Veteran Washington Post columnist David Broder also noticed Obama’s body language and words during the first debate, “It was a small thing, but I counted six times Obama began a sentence with...[McCain] ‘was absolutely right’ about a point he had made.” Broder noticed McCain never similarly acknowledged Obama’s wisdom, commenting, “That suggests an imbalance in the deference quotient between the younger man and the veteran senator—an impression reinforced by Obama’s frequent glances in McCain’s direction and McCain’s studied indifference to his rival. Whether viewers caught the verbal and body-language signs that Obama seemed to accept McCain as the alpha male on the stage…I do not know.”1
I can assure Mr. Broder that the viewers’ “blink minds” picked up on the message and that it was no small matter. This was pure DI communication from Obama and the remarkably consistent message, “John McCain is absolutely right.” You can fill in the rest of the sentence—“for the job of President of the United States.” Not ‘just right’ mind you, but ‘absolutely right’—in comparison to Obama.

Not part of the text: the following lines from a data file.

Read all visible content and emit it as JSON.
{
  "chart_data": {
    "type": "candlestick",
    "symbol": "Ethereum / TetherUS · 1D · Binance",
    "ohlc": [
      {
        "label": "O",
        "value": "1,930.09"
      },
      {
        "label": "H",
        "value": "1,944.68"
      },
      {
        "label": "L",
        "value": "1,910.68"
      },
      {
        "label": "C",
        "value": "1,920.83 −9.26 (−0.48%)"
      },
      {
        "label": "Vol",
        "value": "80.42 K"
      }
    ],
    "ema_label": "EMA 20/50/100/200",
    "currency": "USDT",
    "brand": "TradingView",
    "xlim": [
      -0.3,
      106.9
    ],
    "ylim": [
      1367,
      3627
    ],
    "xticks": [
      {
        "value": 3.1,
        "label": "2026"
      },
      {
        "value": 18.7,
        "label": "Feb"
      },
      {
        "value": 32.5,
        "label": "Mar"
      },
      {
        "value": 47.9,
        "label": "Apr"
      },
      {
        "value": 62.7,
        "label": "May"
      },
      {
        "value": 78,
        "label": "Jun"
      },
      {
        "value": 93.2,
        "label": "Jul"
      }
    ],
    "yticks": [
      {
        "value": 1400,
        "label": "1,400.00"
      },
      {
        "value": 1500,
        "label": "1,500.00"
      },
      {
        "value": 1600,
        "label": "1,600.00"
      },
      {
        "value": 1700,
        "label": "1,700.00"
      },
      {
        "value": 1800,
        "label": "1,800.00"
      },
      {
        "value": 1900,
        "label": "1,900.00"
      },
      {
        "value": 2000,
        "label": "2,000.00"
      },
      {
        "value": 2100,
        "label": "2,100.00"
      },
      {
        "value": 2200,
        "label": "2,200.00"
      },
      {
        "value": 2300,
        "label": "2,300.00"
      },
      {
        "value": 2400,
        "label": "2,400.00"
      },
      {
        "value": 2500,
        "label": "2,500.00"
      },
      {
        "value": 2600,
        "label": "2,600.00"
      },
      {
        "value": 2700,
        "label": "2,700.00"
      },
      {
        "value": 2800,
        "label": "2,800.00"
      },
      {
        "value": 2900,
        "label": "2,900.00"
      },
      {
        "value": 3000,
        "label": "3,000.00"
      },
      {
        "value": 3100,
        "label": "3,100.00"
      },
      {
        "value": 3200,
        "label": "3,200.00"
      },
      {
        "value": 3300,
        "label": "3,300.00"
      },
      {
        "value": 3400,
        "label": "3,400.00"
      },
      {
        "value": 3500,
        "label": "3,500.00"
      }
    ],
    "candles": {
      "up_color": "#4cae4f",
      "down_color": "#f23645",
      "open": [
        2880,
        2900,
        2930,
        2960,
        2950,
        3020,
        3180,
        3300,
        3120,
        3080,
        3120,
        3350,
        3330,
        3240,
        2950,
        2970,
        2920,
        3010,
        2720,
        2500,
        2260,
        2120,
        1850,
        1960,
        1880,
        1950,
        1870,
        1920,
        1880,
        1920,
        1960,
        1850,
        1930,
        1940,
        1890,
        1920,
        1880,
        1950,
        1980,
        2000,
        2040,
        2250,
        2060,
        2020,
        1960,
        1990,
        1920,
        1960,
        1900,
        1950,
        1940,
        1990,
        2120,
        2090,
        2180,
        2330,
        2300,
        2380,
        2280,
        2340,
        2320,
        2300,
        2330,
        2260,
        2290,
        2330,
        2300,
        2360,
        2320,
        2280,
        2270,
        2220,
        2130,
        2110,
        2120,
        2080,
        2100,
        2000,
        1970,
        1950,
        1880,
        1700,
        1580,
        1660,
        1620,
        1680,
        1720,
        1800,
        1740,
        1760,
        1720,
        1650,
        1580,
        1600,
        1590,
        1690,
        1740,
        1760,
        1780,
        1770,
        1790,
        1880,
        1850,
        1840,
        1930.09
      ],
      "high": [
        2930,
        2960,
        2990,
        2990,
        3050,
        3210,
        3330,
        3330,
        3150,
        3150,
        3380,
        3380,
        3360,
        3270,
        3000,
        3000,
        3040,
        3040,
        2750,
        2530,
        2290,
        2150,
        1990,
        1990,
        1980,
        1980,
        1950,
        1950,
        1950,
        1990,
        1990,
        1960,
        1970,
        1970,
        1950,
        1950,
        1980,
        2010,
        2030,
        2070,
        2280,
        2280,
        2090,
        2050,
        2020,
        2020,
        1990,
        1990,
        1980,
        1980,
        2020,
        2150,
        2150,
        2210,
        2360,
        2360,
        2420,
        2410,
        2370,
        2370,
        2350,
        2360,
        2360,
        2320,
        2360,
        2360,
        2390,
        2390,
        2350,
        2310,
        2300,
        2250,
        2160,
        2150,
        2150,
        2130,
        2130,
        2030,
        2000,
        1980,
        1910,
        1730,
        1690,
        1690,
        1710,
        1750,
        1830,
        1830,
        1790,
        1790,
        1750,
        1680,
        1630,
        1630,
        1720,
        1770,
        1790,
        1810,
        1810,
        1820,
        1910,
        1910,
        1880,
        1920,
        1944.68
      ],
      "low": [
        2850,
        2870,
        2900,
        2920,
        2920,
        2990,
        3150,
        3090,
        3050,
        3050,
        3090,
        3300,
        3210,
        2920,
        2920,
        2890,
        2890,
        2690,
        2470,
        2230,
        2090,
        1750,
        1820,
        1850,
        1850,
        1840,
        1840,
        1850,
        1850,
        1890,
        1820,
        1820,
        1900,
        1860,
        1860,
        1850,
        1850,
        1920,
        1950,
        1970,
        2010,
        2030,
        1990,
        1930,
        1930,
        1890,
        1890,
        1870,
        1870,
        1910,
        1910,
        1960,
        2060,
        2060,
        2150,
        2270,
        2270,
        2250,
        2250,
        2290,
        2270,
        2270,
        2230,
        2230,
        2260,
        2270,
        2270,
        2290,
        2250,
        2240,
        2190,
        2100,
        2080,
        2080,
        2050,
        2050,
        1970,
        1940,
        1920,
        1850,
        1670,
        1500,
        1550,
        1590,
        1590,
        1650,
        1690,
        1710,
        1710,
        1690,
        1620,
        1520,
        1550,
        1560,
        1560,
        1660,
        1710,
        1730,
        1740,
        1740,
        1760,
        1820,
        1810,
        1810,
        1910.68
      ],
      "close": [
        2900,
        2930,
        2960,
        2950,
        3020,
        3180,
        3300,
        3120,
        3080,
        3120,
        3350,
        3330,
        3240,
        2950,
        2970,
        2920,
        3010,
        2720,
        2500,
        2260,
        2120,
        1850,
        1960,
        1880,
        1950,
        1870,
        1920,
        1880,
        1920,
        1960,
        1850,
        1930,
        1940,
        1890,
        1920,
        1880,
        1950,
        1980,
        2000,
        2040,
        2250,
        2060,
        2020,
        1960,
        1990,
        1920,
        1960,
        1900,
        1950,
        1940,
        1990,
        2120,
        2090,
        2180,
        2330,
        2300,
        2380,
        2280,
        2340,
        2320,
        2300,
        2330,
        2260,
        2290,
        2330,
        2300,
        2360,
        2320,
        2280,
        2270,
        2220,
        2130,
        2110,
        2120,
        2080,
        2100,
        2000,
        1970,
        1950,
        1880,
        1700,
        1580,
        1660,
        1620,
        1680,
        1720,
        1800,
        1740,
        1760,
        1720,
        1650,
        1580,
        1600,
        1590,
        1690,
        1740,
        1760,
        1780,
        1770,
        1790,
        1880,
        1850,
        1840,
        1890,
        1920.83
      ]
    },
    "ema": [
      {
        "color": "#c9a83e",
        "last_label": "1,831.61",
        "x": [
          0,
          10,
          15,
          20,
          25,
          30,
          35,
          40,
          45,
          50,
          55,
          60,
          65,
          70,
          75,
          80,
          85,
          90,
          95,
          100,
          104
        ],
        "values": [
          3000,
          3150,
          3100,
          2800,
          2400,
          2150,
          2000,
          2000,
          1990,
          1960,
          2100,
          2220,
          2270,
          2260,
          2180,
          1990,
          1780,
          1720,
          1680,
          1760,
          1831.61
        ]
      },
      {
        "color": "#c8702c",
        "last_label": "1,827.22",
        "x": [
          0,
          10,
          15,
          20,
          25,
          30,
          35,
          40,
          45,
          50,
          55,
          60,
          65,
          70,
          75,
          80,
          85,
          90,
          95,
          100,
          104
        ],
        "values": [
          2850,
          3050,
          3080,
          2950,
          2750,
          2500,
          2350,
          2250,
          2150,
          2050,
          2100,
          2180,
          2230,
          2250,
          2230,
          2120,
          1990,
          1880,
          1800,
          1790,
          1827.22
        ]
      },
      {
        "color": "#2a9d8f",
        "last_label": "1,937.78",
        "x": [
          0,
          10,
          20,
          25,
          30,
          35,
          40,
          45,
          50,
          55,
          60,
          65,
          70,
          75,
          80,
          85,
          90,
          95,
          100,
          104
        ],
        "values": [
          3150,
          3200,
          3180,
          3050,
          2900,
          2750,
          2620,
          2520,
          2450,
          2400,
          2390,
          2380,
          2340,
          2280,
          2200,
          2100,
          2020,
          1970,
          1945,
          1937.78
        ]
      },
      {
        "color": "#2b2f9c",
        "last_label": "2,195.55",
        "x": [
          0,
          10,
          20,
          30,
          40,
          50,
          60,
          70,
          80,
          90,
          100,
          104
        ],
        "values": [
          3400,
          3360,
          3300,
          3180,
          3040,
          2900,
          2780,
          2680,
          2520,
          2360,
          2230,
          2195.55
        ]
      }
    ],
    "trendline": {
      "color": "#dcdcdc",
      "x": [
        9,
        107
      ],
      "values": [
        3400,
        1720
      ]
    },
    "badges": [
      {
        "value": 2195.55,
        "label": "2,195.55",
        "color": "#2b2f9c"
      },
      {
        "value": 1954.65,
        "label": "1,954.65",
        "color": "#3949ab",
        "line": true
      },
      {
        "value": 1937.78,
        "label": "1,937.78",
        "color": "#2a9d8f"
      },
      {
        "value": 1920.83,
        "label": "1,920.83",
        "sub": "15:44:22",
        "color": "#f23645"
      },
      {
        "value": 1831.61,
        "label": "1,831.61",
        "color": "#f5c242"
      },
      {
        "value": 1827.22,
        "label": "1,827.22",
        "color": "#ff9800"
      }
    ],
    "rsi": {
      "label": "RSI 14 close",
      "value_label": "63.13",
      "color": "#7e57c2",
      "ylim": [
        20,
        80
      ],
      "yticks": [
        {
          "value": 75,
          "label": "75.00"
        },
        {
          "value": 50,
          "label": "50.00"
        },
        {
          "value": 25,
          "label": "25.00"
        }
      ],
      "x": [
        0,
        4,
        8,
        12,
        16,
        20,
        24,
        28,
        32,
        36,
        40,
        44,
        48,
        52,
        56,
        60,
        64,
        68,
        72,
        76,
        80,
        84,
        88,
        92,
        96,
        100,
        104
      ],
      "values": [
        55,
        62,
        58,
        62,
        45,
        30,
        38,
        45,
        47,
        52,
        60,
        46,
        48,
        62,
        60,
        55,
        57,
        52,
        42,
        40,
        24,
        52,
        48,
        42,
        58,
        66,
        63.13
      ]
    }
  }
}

The message: there’s no doubt in Obama’s mind about who we should elect president [and it’s absolutely not him].
The same thought pattern continues everywhere we turn—so typical of the DI which repeats its key messages in order to validate the message. Upon selecting Joe Biden as his running mate, Obama noted, “I want someone to come to me, and say ‘Mr. President you’re wrong about this and why.’” Again, we see Obama’s idea of his being wrong and deferring to someone who knows more than he would as President—a repeat confession that he doesn’t yet know enough to be President. That’s it’s the wrong time for him to run, and he’s the wrong man. We can also hear Obama’s appeal for his father, “I want someone to come to me,” someone stronger than me.
His need becomes stronger when again we see the same deference at the moment he officially introduces Biden as “a man ready to step in and be President.” Don’t miss the first message, someone needs to step in for Obama, someone else needs to be President. Much more poignantly, we can hear Obama’s yearning for his father, the alpha male every boy needs, and his deep sense of personal deficiency-- how badly he needs a man to step in for him and show him how to be one.
Is it any wonder that the title of his recent book was, Dreams of my Father, as in “I’m dreaming of having a father.” Wishing and hoping—real bad. Real real bad.
We can even imagine Obama’s selection of an older man, a father figure, instead of Hilliary Clinton (and likely a more certain win) had something to do with his father needs. Whatever the case, Obama is leaving us doubt that he has an entirely different story to tell than his beloved media is reporting—his story from the ground up.
Next we will see Obama overtly tell us what it truly did to him to lose his father, how it sapped his strength as a leader, and sheds new light on how he handled recent public events. There’s much more Obama wants us to know.
Summary
- Obama’s repeated ideas of someone stepping in for him as president represent admission he’s not ready for job
- Obama’s selection of an older man, a father-figure, for VP instead of Hillary Clinton can be traced to his patriarchal needs
- Columnist David Broder noted Obama’s signals of submission to McCain—“that suggests an imbalance in the deference quotient between the younger man and the veteran senator”
1 Washington Post, September 30, 2008.